Reptiles Alive! took in Logan, of unknown age but "at least 10 years old" and at four feet long still growing, put him in a legally mandated three-month quarantine and has been caring for him ever since, noting his feeding, bathing and behavior on the same kind of "cage card" kept for each of the creatures -- except the cockroaches and slugs, which are monitored as a group.
"The problem with these exotic animals, whether they're tarantulas, lizards or snakes, is they're very difficult to really take care of unless you know exactly what their needs are," Seitz said. "You just can't take them out of the cage. You can't play with them. They're not a lot of fun. They're a lot of work and a lot of money."
Paperwork is a sizable portion of the workload at Reptiles Alive!. "The law doesn't necessarily require the specific record-keeping that we have," Seitz said, but the staff must note each animal's type, where Reptiles Alive! acquired it, and the animal's disposition. The Virginia Department of Game and Inland Fisheries requires an annual report on the collection.

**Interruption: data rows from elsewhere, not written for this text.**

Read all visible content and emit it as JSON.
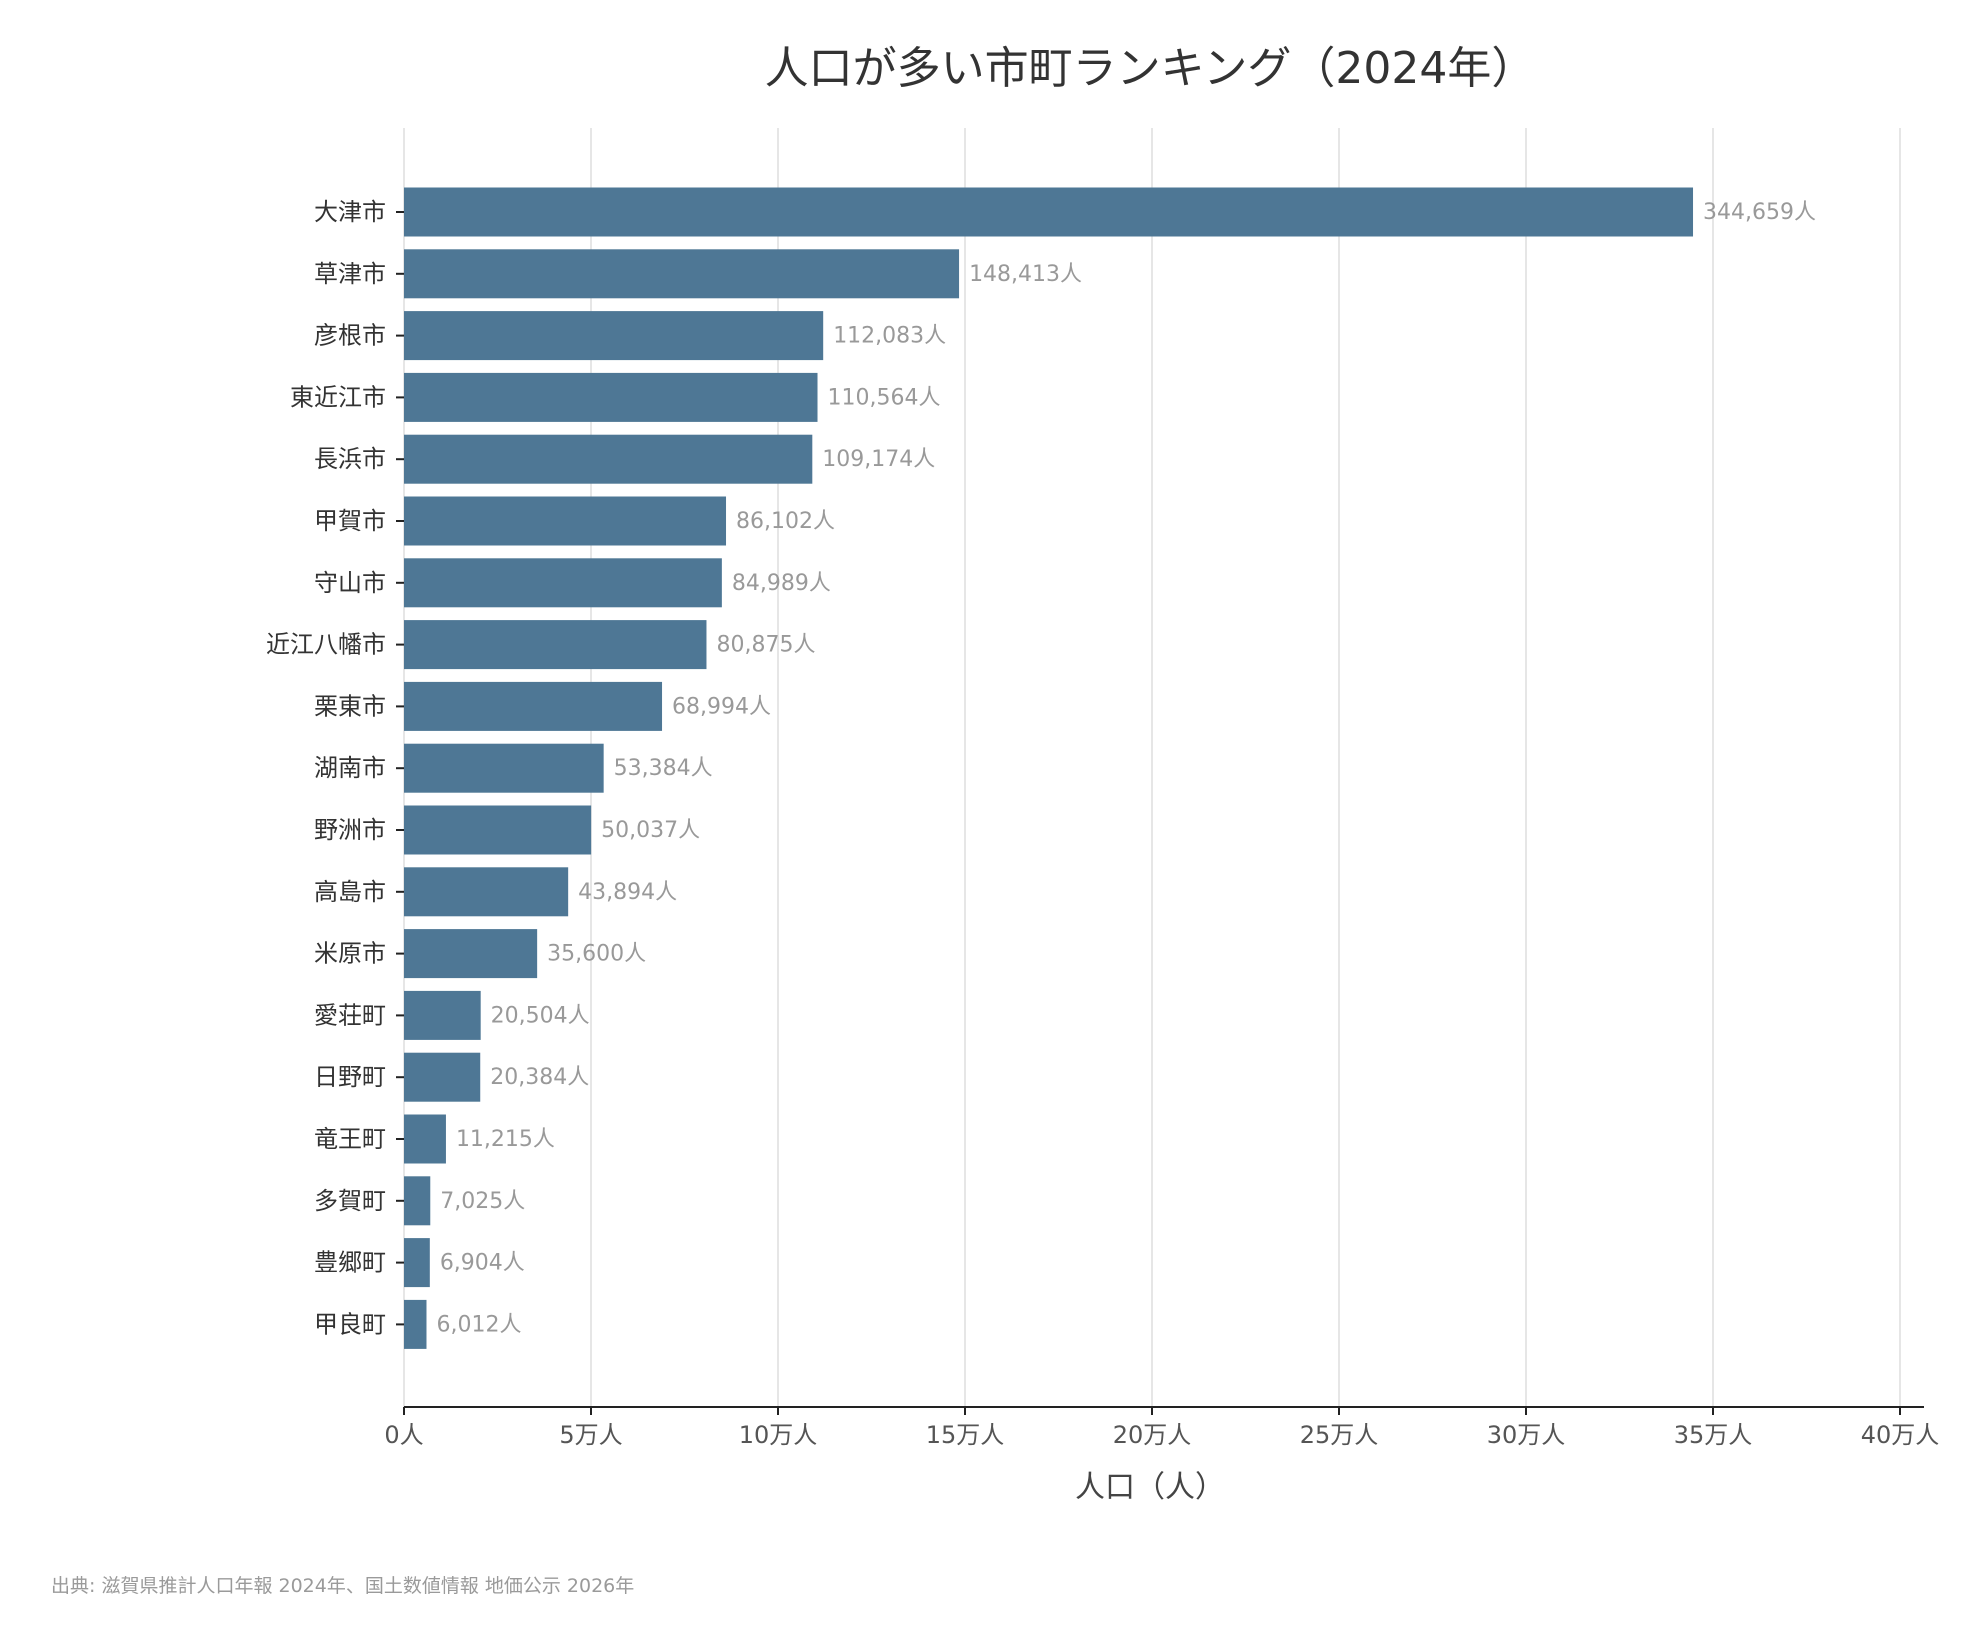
{
  "chart_data": {
    "type": "bar",
    "orientation": "horizontal",
    "title": "人口が多い市町ランキング（2024年）",
    "xlabel": "人口（人）",
    "ylabel": "",
    "xlim": [
      0,
      400000
    ],
    "x_ticks": [
      0,
      50000,
      100000,
      150000,
      200000,
      250000,
      300000,
      350000,
      400000
    ],
    "x_tick_labels": [
      "0人",
      "5万人",
      "10万人",
      "15万人",
      "20万人",
      "25万人",
      "30万人",
      "35万人",
      "40万人"
    ],
    "grid": true,
    "color": "#4e7795",
    "categories": [
      "大津市",
      "草津市",
      "彦根市",
      "東近江市",
      "長浜市",
      "甲賀市",
      "守山市",
      "近江八幡市",
      "栗東市",
      "湖南市",
      "野洲市",
      "高島市",
      "米原市",
      "愛荘町",
      "日野町",
      "竜王町",
      "多賀町",
      "豊郷町",
      "甲良町"
    ],
    "values": [
      344659,
      148413,
      112083,
      110564,
      109174,
      86102,
      84989,
      80875,
      68994,
      53384,
      50037,
      43894,
      35600,
      20504,
      20384,
      11215,
      7025,
      6904,
      6012
    ],
    "value_labels": [
      "344,659人",
      "148,413人",
      "112,083人",
      "110,564人",
      "109,174人",
      "86,102人",
      "84,989人",
      "80,875人",
      "68,994人",
      "53,384人",
      "50,037人",
      "43,894人",
      "35,600人",
      "20,504人",
      "20,384人",
      "11,215人",
      "7,025人",
      "6,904人",
      "6,012人"
    ],
    "source": "出典: 滋賀県推計人口年報 2024年、国土数値情報 地価公示 2026年"
  }
}
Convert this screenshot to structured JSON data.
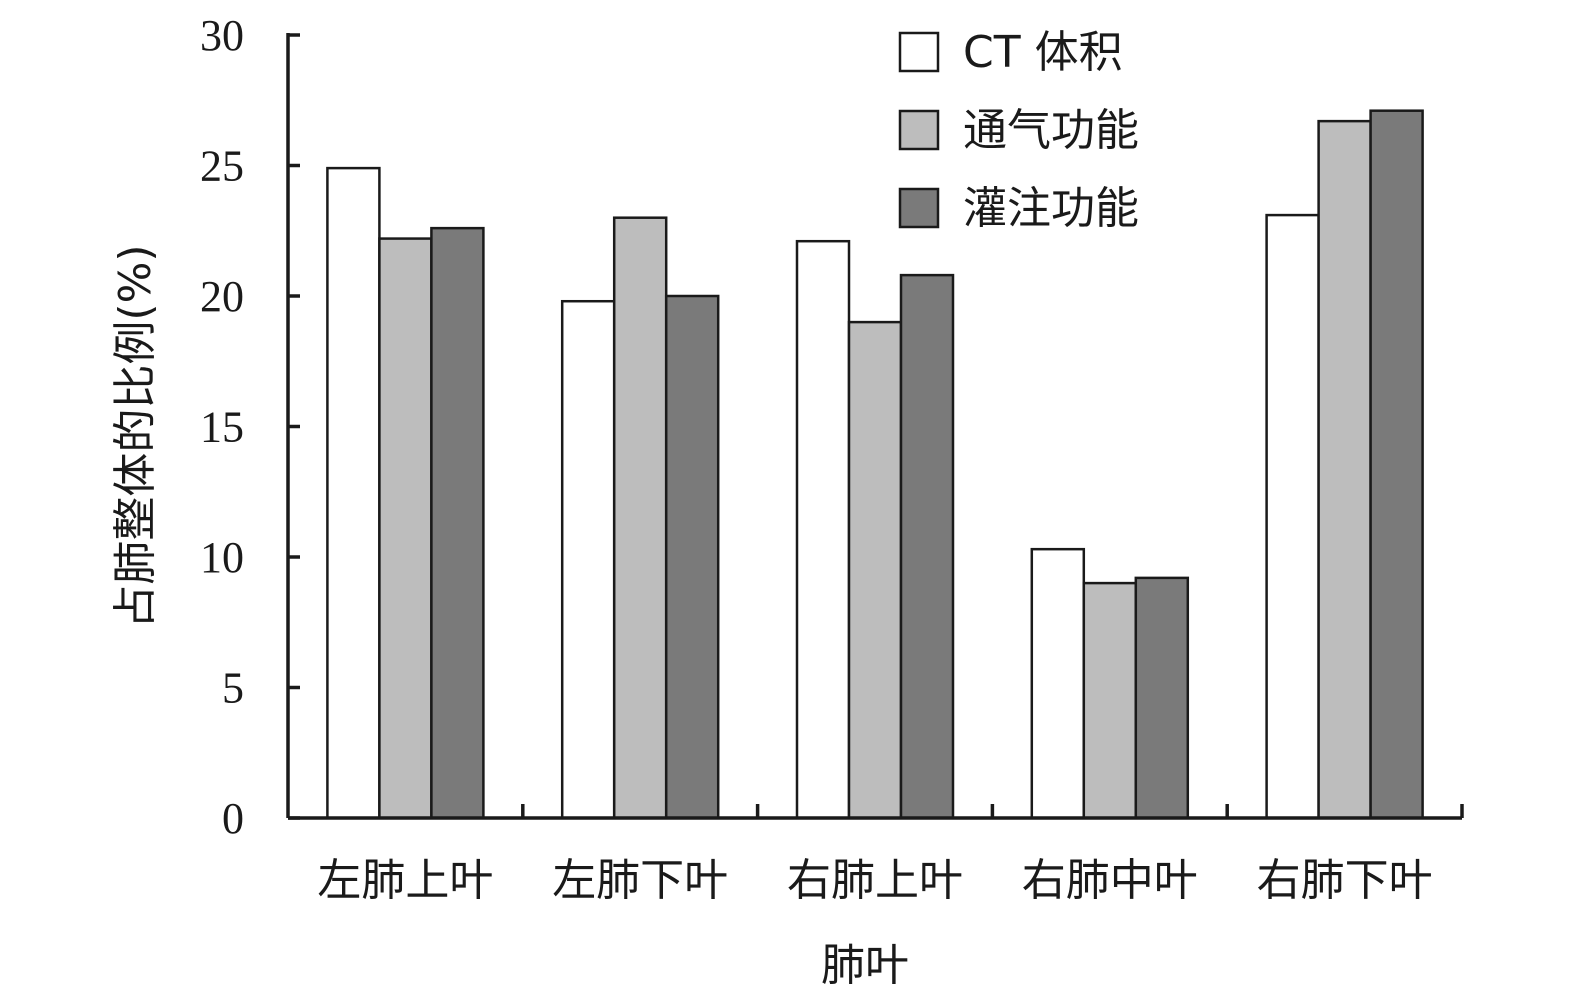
{
  "chart_data": {
    "type": "bar",
    "title": "",
    "xlabel": "肺叶",
    "ylabel": "占肺整体的比例(%)",
    "ylim": [
      0,
      30
    ],
    "yticks": [
      0,
      5,
      10,
      15,
      20,
      25,
      30
    ],
    "categories": [
      "左肺上叶",
      "左肺下叶",
      "右肺上叶",
      "右肺中叶",
      "右肺下叶"
    ],
    "series": [
      {
        "name": "CT 体积",
        "color": "#ffffff",
        "values": [
          24.9,
          19.8,
          22.1,
          10.3,
          23.1
        ]
      },
      {
        "name": "通气功能",
        "color": "#bdbdbd",
        "values": [
          22.2,
          23.0,
          19.0,
          9.0,
          26.7
        ]
      },
      {
        "name": "灌注功能",
        "color": "#7a7a7a",
        "values": [
          22.6,
          20.0,
          20.8,
          9.2,
          27.1
        ]
      }
    ],
    "legend_position": "top-right",
    "grid": false
  }
}
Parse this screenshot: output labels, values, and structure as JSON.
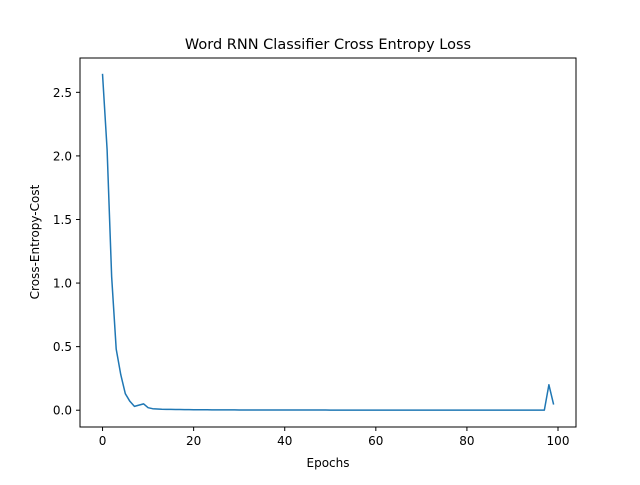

And, amid the routine tasks, Seitz said Reptiles Alive! needs to keep its image up-to-date. "I'm never comfortable," she said. The exotic appeal of reptiles isn't in itself enough to bank on year after year. These days, she's developing at least two more shows, including one called Ecosystems Alive!, tailored specifically to the Virginia Standards of Learning tests.
A variety of approaches is key to success, said Michael Shwedick, 50, of Anne Arundel County, who travels around the country with his Reptile World program (www.reptileworld.org). Beyond that basic strategy, word of mouth is critical. "Ninety percent of my work is referrals," he said.
Like Seitz, Shwedick said he has programs for all ages. But the key audience will remain the children, he said, namely "kids who hear only one thing about the woods, and that's that you don't go there alone."
Hodnett agreed. "If these or other shows are able to expose young children [to wild animals], then they're less inclined to take on the values of their parents -- which are probably to kill every one of them that you see."